Gegen 16 Uhr waren alle wieder adH und saßen in gemütlicher Runde auf der Terrasse des Verbindungshauses... Bis es für die Frauen Zeit war, sich die schönen Hochsteckfrisuren von unserer lieben Bundesschwester Fallbala machen zu lassen. Das nahm einige Zeit in Anspruch! Als dann auch die Männer fertig waren, gingen wir gemeinsam zum Ballsaal, der in einem Museum, nicht weit vom Haus war.

Dort angekommen, wartete schon ein kleiner Sektempfang auf uns.

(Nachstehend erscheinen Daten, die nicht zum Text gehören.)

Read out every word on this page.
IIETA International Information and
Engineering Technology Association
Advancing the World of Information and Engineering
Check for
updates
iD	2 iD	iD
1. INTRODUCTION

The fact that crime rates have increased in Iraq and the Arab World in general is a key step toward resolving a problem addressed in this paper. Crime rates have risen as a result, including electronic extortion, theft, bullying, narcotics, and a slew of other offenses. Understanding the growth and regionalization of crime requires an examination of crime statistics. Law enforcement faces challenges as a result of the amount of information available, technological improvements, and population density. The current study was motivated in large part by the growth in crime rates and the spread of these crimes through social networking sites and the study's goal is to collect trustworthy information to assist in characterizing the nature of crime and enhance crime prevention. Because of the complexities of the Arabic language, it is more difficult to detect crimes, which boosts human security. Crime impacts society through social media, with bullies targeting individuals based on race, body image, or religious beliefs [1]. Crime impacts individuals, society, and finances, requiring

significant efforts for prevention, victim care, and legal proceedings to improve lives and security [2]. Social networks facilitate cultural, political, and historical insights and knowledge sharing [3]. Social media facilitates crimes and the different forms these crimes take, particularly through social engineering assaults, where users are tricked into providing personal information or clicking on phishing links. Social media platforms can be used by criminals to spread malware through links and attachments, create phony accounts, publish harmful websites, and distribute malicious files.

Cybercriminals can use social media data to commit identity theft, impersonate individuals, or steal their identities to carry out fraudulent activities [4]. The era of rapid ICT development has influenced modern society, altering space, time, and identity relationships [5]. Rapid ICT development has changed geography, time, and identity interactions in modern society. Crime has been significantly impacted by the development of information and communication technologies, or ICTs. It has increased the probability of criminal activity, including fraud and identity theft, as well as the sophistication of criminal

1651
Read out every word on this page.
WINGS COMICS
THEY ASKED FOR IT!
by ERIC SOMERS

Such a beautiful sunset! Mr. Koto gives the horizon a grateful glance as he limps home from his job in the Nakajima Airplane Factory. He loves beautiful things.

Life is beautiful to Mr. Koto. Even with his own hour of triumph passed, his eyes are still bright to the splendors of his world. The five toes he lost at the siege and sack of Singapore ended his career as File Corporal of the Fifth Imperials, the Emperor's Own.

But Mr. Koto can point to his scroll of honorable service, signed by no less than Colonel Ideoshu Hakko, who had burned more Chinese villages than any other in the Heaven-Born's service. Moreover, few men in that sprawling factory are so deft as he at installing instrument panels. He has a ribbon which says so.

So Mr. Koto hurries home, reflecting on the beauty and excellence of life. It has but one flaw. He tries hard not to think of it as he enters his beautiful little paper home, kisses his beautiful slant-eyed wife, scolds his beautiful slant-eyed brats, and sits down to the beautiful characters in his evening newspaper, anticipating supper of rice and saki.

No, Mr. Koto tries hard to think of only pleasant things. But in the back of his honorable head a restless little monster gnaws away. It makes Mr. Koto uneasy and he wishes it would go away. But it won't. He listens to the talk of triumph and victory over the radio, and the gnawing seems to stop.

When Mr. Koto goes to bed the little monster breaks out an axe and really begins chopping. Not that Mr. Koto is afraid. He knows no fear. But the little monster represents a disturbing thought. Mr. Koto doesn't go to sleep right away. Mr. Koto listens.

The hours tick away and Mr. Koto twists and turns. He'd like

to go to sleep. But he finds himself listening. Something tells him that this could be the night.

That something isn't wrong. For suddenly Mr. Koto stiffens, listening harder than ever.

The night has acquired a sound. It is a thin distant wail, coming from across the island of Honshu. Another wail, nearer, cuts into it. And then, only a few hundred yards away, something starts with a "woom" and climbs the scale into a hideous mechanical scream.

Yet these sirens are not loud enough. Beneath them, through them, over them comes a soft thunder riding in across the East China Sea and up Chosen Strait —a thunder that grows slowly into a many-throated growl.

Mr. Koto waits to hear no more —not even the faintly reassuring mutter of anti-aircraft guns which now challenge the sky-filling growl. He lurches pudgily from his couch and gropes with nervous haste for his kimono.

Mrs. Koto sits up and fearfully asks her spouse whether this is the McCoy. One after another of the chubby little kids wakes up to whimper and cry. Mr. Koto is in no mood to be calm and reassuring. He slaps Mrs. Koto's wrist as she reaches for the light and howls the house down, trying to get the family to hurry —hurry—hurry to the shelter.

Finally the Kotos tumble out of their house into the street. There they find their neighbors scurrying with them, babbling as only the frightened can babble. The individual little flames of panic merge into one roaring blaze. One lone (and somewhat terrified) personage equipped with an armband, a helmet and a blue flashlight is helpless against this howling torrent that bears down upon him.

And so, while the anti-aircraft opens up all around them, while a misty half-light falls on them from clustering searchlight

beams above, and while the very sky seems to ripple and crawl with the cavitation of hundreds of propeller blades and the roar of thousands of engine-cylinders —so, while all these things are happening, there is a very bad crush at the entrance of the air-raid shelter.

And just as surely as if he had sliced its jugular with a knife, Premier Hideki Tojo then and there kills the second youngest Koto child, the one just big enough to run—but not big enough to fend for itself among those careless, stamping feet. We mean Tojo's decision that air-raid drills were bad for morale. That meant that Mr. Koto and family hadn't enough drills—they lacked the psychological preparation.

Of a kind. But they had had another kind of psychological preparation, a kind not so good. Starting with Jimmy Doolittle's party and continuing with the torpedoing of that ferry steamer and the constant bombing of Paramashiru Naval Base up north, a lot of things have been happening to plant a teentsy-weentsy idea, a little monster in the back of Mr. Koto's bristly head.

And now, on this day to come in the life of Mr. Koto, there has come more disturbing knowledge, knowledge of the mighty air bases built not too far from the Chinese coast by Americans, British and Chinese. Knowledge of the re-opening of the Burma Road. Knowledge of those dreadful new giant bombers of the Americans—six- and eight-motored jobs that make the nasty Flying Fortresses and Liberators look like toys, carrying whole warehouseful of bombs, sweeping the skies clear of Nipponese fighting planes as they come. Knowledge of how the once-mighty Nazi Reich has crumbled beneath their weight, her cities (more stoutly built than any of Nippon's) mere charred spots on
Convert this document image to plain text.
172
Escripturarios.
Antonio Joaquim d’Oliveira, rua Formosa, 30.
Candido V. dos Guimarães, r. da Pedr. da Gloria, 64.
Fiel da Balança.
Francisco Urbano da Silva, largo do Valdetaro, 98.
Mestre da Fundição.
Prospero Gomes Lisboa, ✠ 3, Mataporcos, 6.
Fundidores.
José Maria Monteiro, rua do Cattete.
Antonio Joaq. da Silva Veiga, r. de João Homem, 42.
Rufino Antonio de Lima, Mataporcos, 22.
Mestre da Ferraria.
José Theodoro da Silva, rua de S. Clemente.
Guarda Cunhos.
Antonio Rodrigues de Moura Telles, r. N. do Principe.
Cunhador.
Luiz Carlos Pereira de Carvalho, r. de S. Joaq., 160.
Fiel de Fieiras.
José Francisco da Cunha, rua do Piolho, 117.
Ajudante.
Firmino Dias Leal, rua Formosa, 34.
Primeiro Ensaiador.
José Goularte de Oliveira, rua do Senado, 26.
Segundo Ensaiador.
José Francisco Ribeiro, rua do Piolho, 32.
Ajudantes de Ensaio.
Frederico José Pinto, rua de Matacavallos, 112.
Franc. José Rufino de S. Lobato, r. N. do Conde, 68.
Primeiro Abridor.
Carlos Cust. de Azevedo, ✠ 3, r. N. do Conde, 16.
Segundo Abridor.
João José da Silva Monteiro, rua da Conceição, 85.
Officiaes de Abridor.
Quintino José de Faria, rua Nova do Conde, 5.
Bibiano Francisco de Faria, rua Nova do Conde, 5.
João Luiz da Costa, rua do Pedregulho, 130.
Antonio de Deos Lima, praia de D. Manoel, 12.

Nachdem alle Gäste eingetroffen waren, wurde gebeten sich an die Tische zu setzen und der Abend nahm seinen Lauf. Zunächst gab es Essen vom warmen Buffet, gefolgt von einigen Tanzeinlagen der Gäste. Zwischendurch wurden einige lustige oder auch peinliche Bilder der Aktivitas und einigen Jung-AHs gezeigt, was für so einige Lacher sorgte! Natürlich wurde das Team, das beim Stocherkahnrennen den 1. Platz geholt hatte noch einmal geehrt und es wurden viele Bilder gemacht. Nach dem Ball gingen wir wieder alle gemeinsam adH und ließen den Abend dort fröhlich ausklingen.

Am Sonntag hieß es für einige bereits nach dem Frühstück "Abfahrt!". Wer noch ein wenig geblieben ist, hat einige Alte Herren der Tübinger Verbindung kennen lernen dürfen und sich später beim Ex-Bummel spannende Geschichten aus deren Aktivenzeit anhören können! So brachte AH Bacchus nach einer spannenden Geschichte den "Verachtungsschluck" ein, der fortan von Vielen übernommen wurde und des Öfteren an diesem Sonntag noch zu hören war! Es sind noch einige andere witzige Sprüche an diesem Wochenende entstanden, die mich immer an dieses wundervolle Wochenende erinnern werden!

Somit möchte ich mich zuletzt bei unseren Bundesbrüdern der ATV Arminia zu Tübingen herzlichst für dieses wirklich gelungene Stiftungsfest-Wochenende bedanken und kann jedem nur nahelegen, sich diese schöne Stadt und die Verbindungslandschaft einmal anzuschauen!